Gag with a spoon

With the right mix of metals, you can make an alloy that turns to liquid at any temperature you choose.
A person pouring an indium alloy into a spoon mold.
The author created the spoons by pouring molten alloy into a clear rubber mold. Next to it are the pure ingredients—from left to right: bismuth, indium, and tin. Charles Shotwell

Mention liquid metal, and people immediately think of mercury. After all, it is the only metal that isn’t solid at room temperature. Well, not quite—it’s the only pure metal, but there are many alloys (mixtures of metals) that will melt well below that point. For example, the mercury-filled fever thermometers that children were told not to play with in the 1950s and ’60s have been replaced by virtually identical ones containing the far less toxic Galinstan, a patented liquid alloy of gallium, indium, and tin.

  • Element: indium
  • Project: prank spoons
  • Time: 6 hours
  • Difficulty: dabbler | | | | | master (Editor’s note: 5/5)

Those who were kids in that era may also remember playing with another low-melting-point alloy: trick spoons that melted when you tried to stir your coffee with them. These were made with a blend that, no surprise, was highly toxic; it typically contained cadmium, lead, mercury, or all three. But, as it happens, it’s possible to make alloys that liquefy in a hot drink using safer components.
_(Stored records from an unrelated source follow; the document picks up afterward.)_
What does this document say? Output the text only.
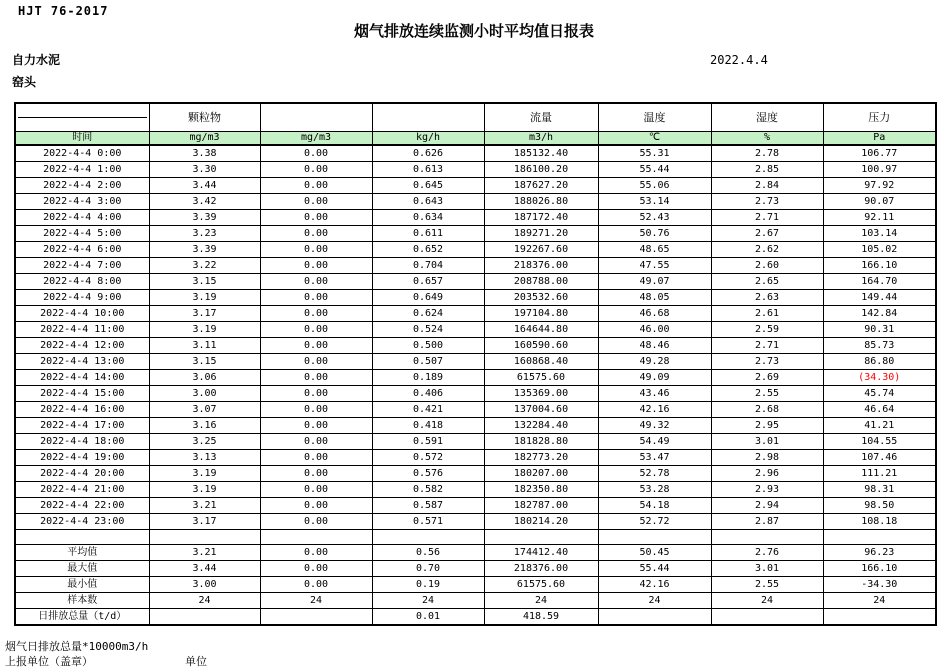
HJT 76-2017
烟气排放连续监测小时平均值日报表
自力水泥	2022.4.4
窑头
	颗粒物			流量	温度	湿度	压力
时间	mg/m3	mg/m3	kg/h	m3/h	℃	%	Pa
2022-4-4 0:00	3.38	0.00	0.626	185132.40	55.31	2.78	106.77
2022-4-4 1:00	3.30	0.00	0.613	186100.20	55.44	2.85	100.97
2022-4-4 2:00	3.44	0.00	0.645	187627.20	55.06	2.84	97.92
2022-4-4 3:00	3.42	0.00	0.643	188026.80	53.14	2.73	90.07
2022-4-4 4:00	3.39	0.00	0.634	187172.40	52.43	2.71	92.11
2022-4-4 5:00	3.23	0.00	0.611	189271.20	50.76	2.67	103.14
2022-4-4 6:00	3.39	0.00	0.652	192267.60	48.65	2.62	105.02
2022-4-4 7:00	3.22	0.00	0.704	218376.00	47.55	2.60	166.10
2022-4-4 8:00	3.15	0.00	0.657	208788.00	49.07	2.65	164.70
2022-4-4 9:00	3.19	0.00	0.649	203532.60	48.05	2.63	149.44
2022-4-4 10:00	3.17	0.00	0.624	197104.80	46.68	2.61	142.84
2022-4-4 11:00	3.19	0.00	0.524	164644.80	46.00	2.59	90.31
2022-4-4 12:00	3.11	0.00	0.500	160590.60	48.46	2.71	85.73
2022-4-4 13:00	3.15	0.00	0.507	160868.40	49.28	2.73	86.80
2022-4-4 14:00	3.06	0.00	0.189	61575.60	49.09	2.69	(34.30)
2022-4-4 15:00	3.00	0.00	0.406	135369.00	43.46	2.55	45.74
2022-4-4 16:00	3.07	0.00	0.421	137004.60	42.16	2.68	46.64
2022-4-4 17:00	3.16	0.00	0.418	132284.40	49.32	2.95	41.21
2022-4-4 18:00	3.25	0.00	0.591	181828.80	54.49	3.01	104.55
2022-4-4 19:00	3.13	0.00	0.572	182773.20	53.47	2.98	107.46
2022-4-4 20:00	3.19	0.00	0.576	180207.00	52.78	2.96	111.21
2022-4-4 21:00	3.19	0.00	0.582	182350.80	53.28	2.93	98.31
2022-4-4 22:00	3.21	0.00	0.587	182787.00	54.18	2.94	98.50
2022-4-4 23:00	3.17	0.00	0.571	180214.20	52.72	2.87	108.18

平均值	3.21	0.00	0.56	174412.40	50.45	2.76	96.23
最大值	3.44	0.00	0.70	218376.00	55.44	3.01	166.10
最小值	3.00	0.00	0.19	61575.60	42.16	2.55	-34.30
样本数	24	24	24	24	24	24	24
日排放总量（t/d）			0.01	418.59			
烟气日排放总量*10000m3/h
上报单位（盖章）	单位
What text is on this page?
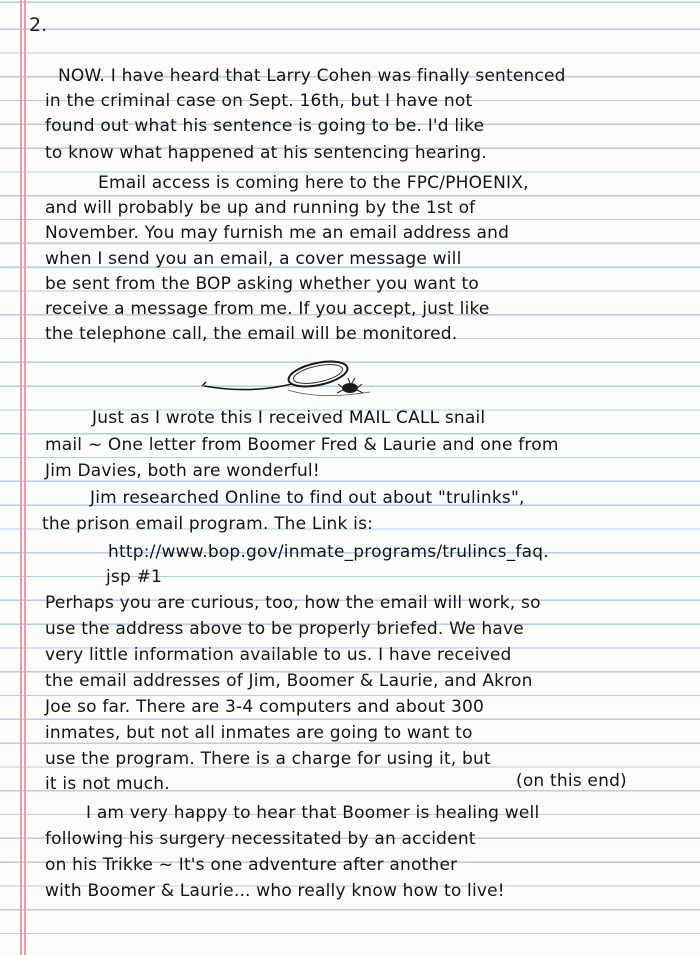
2.
NOW. I have heard that Larry Cohen was finally sentenced
in the criminal case on Sept. 16th, but I have not
found out what his sentence is going to be. I'd like
to know what happened at his sentencing hearing.
Email access is coming here to the FPC/PHOENIX,
and will probably be up and running by the 1st of
November. You may furnish me an email address and
when I send you an email, a cover message will
be sent from the BOP asking whether you want to
receive a message from me. If you accept, just like
the telephone call, the email will be monitored.
Just as I wrote this I received MAIL CALL snail
mail ~ One letter from Boomer Fred & Laurie and one from
Jim Davies, both are wonderful!
Jim researched Online to find out about "trulinks",
the prison email program. The Link is:
http://www.bop.gov/inmate_programs/trulincs_faq.
jsp #1
Perhaps you are curious, too, how the email will work, so
use the address above to be properly briefed. We have
very little information available to us. I have received
the email addresses of Jim, Boomer & Laurie, and Akron
Joe so far. There are 3-4 computers and about 300
inmates, but not all inmates are going to want to
use the program. There is a charge for using it, but
it is not much.	(on this end)
I am very happy to hear that Boomer is healing well
following his surgery necessitated by an accident
on his Trikke ~ It's one adventure after another
with Boomer & Laurie... who really know how to live!
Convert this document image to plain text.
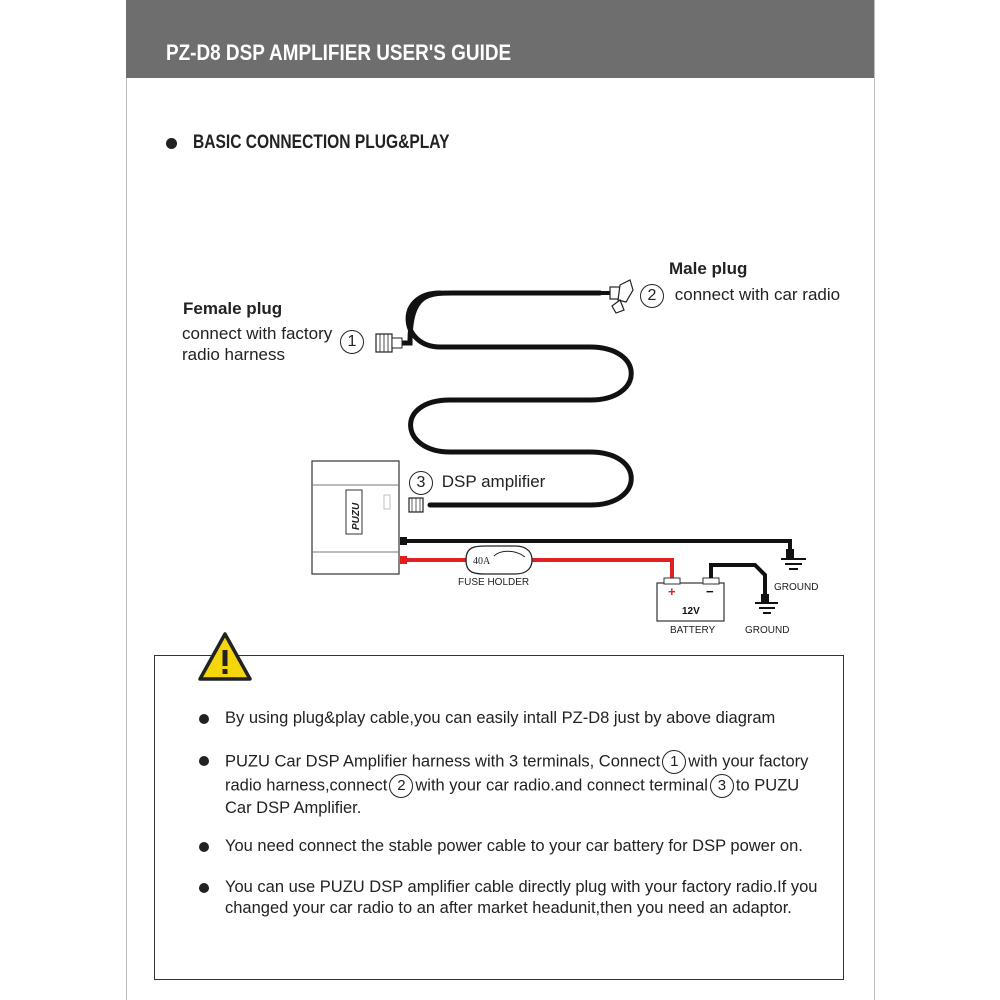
PZ-D8 DSP AMPLIFIER USER'S GUIDE
BASIC CONNECTION PLUG&PLAY
PUZU
40A
+ −
12V
Male plug
2 connect with car radio
Female plug
connect with factory
radio harness
1
3 DSP amplifier
FUSE HOLDER
BATTERY
GROUND
GROUND
By using plug&play cable,you can easily intall PZ-D8 just by above diagram
PUZU Car DSP Amplifier harness with 3 terminals, Connect 1 with your factory radio harness,connect 2 with your car radio.and connect terminal 3 to PUZU Car DSP Amplifier.
You need connect the stable power cable to your car battery for DSP power on.
You can use PUZU DSP amplifier cable directly plug with your factory radio.If you changed your car radio to an after market headunit,then you need an adaptor.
Achtung! Theodore Gray is a scientist trained in lab safety procedures. Do not attempt this experiment at home. For more information on Gray’s scientific pursuits, visit his website.

A few months ago I created a batch of these prank spoons as a gift for my friend and fellow element buff Oliver Sacks (author of Awakenings and Uncle Tungsten). I cast jewelers’ molding rubber around a fancy spoon to form the mold. Then I looked up the formula for an alloy that would melt at 140 degrees Fahrenheit, roughly the temperature of a cup of hot coffee, and found this one: 51 percent indium, 32.5 percent bismuth, and 16.5 percent tin.

After the spoon turns to a puddle at the bottom of the cup, you can pour off the liquid and touch the metal, feeling the weird sensation of it hardening around your fingertip. When Sacks has used up all his spoons, he can easily recover the metal, melt it again over a cup of hot water, pour it into the mold, and make new ones—the trick-spoon circle of life.

So why can’t you buy the nontoxic prank utensils in toy stores, as you could the toxic versions of years past? Price. Indium costs about three times as much as silver. (I get mine from a bulk supplier in China.) Using gallium, you can make alloys that melt in lukewarm water, or even in your hand, but it’s more expensive than indium, and it tends to stain the glass and discolor skin. Unfortunately, no alloy replicates the low cost, bright shine, and non-stick fun of mercury. Too bad we know now that playing with it for too long can give you brain damage.

A person stirring hot water with a prank spoon that is melting.
A steaming cup of water liquefies the spoon in about 15 seconds—notice the puddle at the bottom of the cup. Charles Shotwell

This story has been updated. It was originally featured in the February 2005 issue of Popular Science magazine.